I have only just begun this blog and journey to only eat ethically raised meat and while I have received some great support, I am also finding it harder than I anticipated in a variety of ways.
First, it is tough having fun playing with the piglets and then discussing their slaughter. In the perfect world, I would not eat meat and I would raise all the pigs as pets. But that is not feasible. Firstly because I am not a farmer and secondly because if I were a farmer it would be financially crushing to do so, especially if we add lambs and chicken to the farm (and I would of course need a few dogs, goats, horses, and cats, and maybe some rabbits to join the pigs on the farm…). That is simply not going to happen.
So I find that I often have to remind myself why I am doing this. Why visit these animals knowing of their impending death that will fulfill my (and lots of other humans’) desire for meat?
For starters, these animals would (most likely) not be alive if they were not going to be dinner at some point. Which begs the question, is it better to have lived than never to have lived at all? It certainly depends on which farm you are raised. If you are a cow and are given shelter as well as a large pasture to graze in where you eat grass and hay and kelp (for extra vitamins and minerals!), that is certainly better than living and eating in a feedlot. Being raised in such an ethical fashion also often takes more time for the animals to grow. So I am looking for farms whose animals live happier, and maybe even longer lives.
These animals are going to be raised one way or another. So, let’s support the farms that raise animals the better way. That’s why I do this.
But that is not the only challenge I have come across.

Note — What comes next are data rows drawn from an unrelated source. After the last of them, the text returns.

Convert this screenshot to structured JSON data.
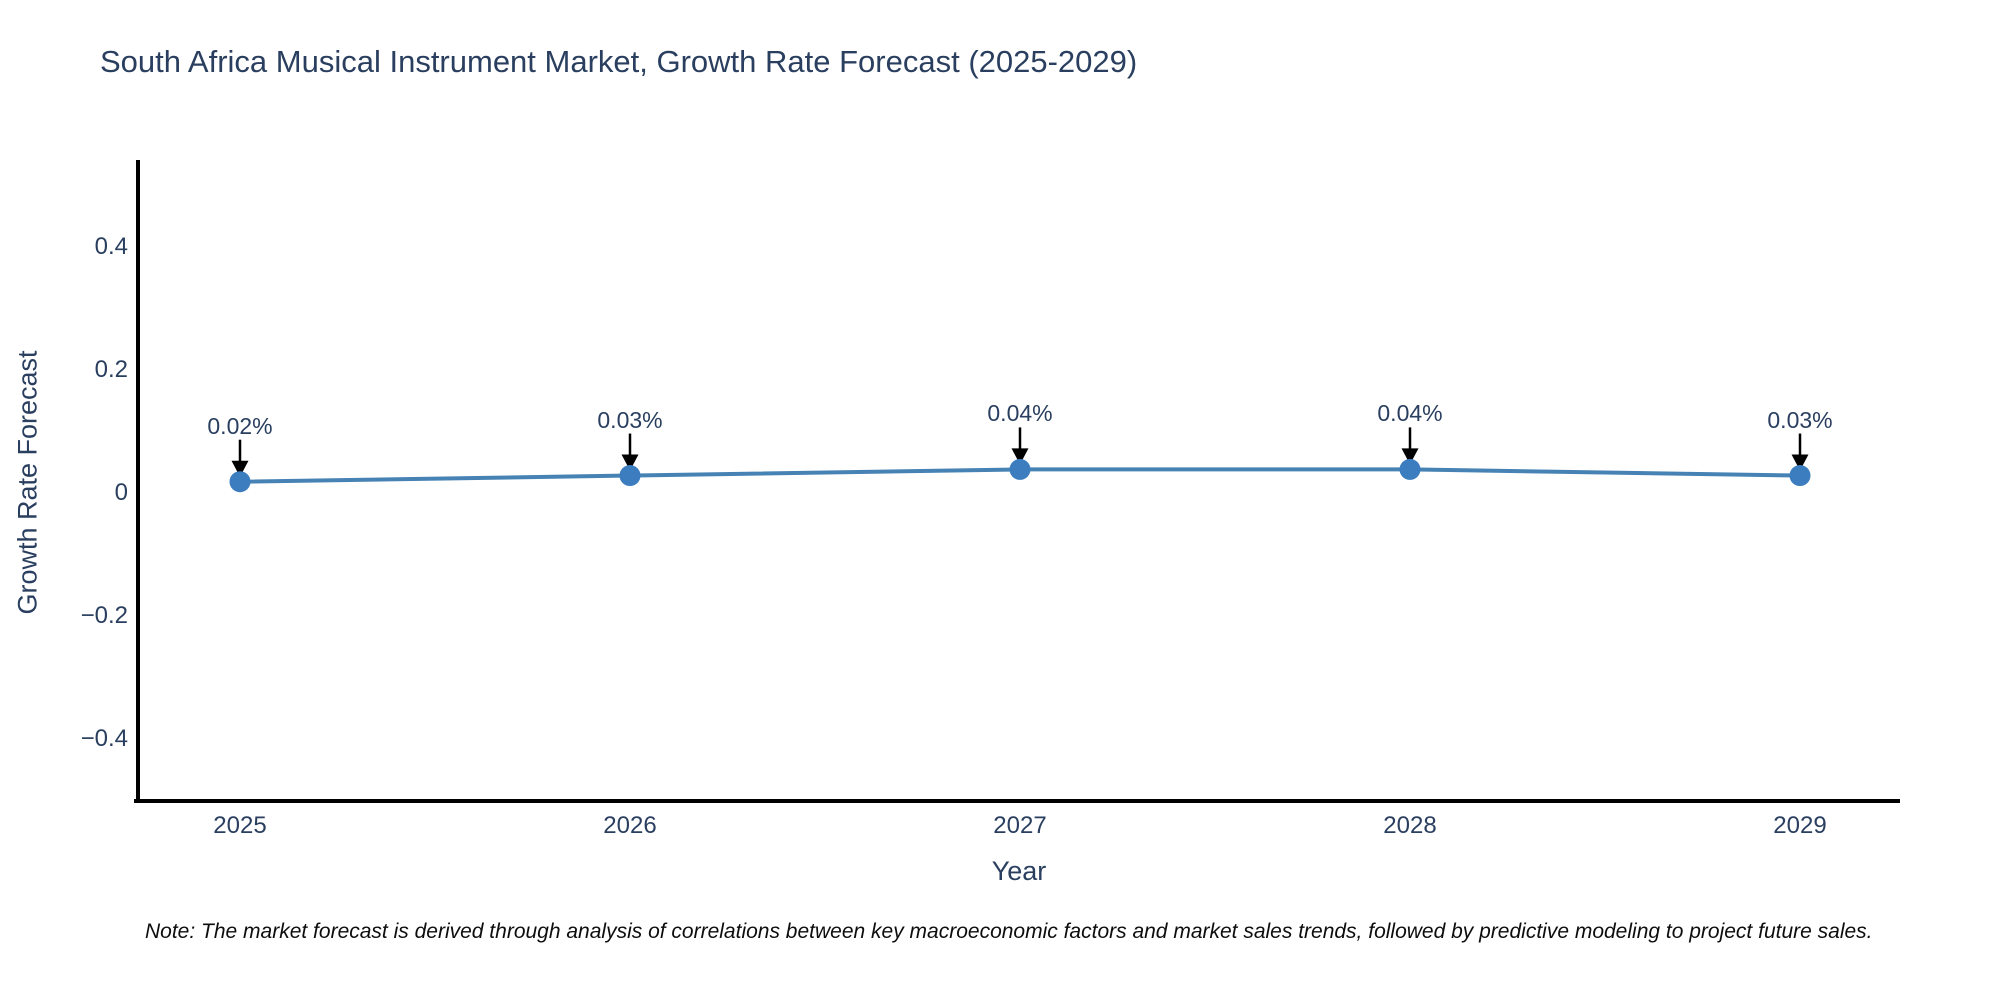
{
  "title": "South Africa Musical Instrument Market, Growth Rate Forecast (2025-2029)",
  "note": "Note: The market forecast is derived through analysis of correlations between key macroeconomic factors and market sales trends, followed by predictive modeling to project future sales.",
  "chart_data": {
    "type": "line",
    "title": "South Africa Musical Instrument Market, Growth Rate Forecast (2025-2029)",
    "xlabel": "Year",
    "ylabel": "Growth Rate Forecast",
    "x": [
      2025,
      2026,
      2027,
      2028,
      2029
    ],
    "y": [
      0.02,
      0.03,
      0.04,
      0.04,
      0.03
    ],
    "point_labels": [
      "0.02%",
      "0.03%",
      "0.04%",
      "0.04%",
      "0.03%"
    ],
    "yticks": [
      0.4,
      0.2,
      0,
      -0.2,
      -0.4
    ],
    "ylim": [
      -0.5,
      0.545
    ],
    "grid": false,
    "legend": false,
    "line_color": "#4682b4",
    "marker_color": "#3c7dbf",
    "axis_color": "#000000",
    "text_color": "#2a3f5f",
    "annotation_arrow_color": "#000000"
  }
}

On my Instagram account, @ethicalmeating, a self-proclaimed vegan (according to her Instagram name) commented on a picture I posted of a dog sitting with his flock of chickens, saying, “Show us the ethical and humane slaughter pics!”
I was furious (and visibly red when I read the comment). Furious and annoyed and shocked. Firstly, this woman was clearly trying to start a fight, which I was not interested in pursuing. But secondly, she clearly did not get it. Why would someone want to ruin or taint the good work I am trying to do? I am on her side! I was a vegan too because I was appalled by the treatment of animals. However, I am also realistic. People are still going to eat meat. So I am actively going to farms and doing my part to promote and support the ethical treatment of animals being raised for meat.
I had not expected that I would at any point feel attacked during my quest. I am not trying to pick fights. I have a purely positive mission.
Finally, I am a shy person. Introverted and shy. Because this topic is so important to me, I force myself to reach out to several farms each week to see if I can visit. Before my first farm visit, my family had to psych me up because I was so nervous to go talk to this farmer I had never met before (who turned out to be great and easy to talk to and I had a wonderful experience, but that was all after the fact). So when I heard from a farm that they are “not open to the public and generally already [sell] out of all we produce, we aren’t really interested in any more publicity” and therefore would not give me a tour, I was surprised, embarrassed, confused, and annoyed. (The name of the farm has purposefully been omitted).
I had not expected to experience so many feelings. This was supposed to be simple and it has become much more convoluted (and is slowly taking more and more of my time away from my actual day job!).
However, this journey has also already been rewarding in many ways. I have found farms I trust and meat I can eat. I have started to enjoy cooking! I have successfully ventured outside of my comfort zone and entered a world I previously knew very little about. And the learning is just beginning. I have received tons of positive feedback and support from friends, family, farmers, readers of this blog, and organizations dedicated to sustainable, organic farming.
So I know that I am on the right path. I just needed to vent a little.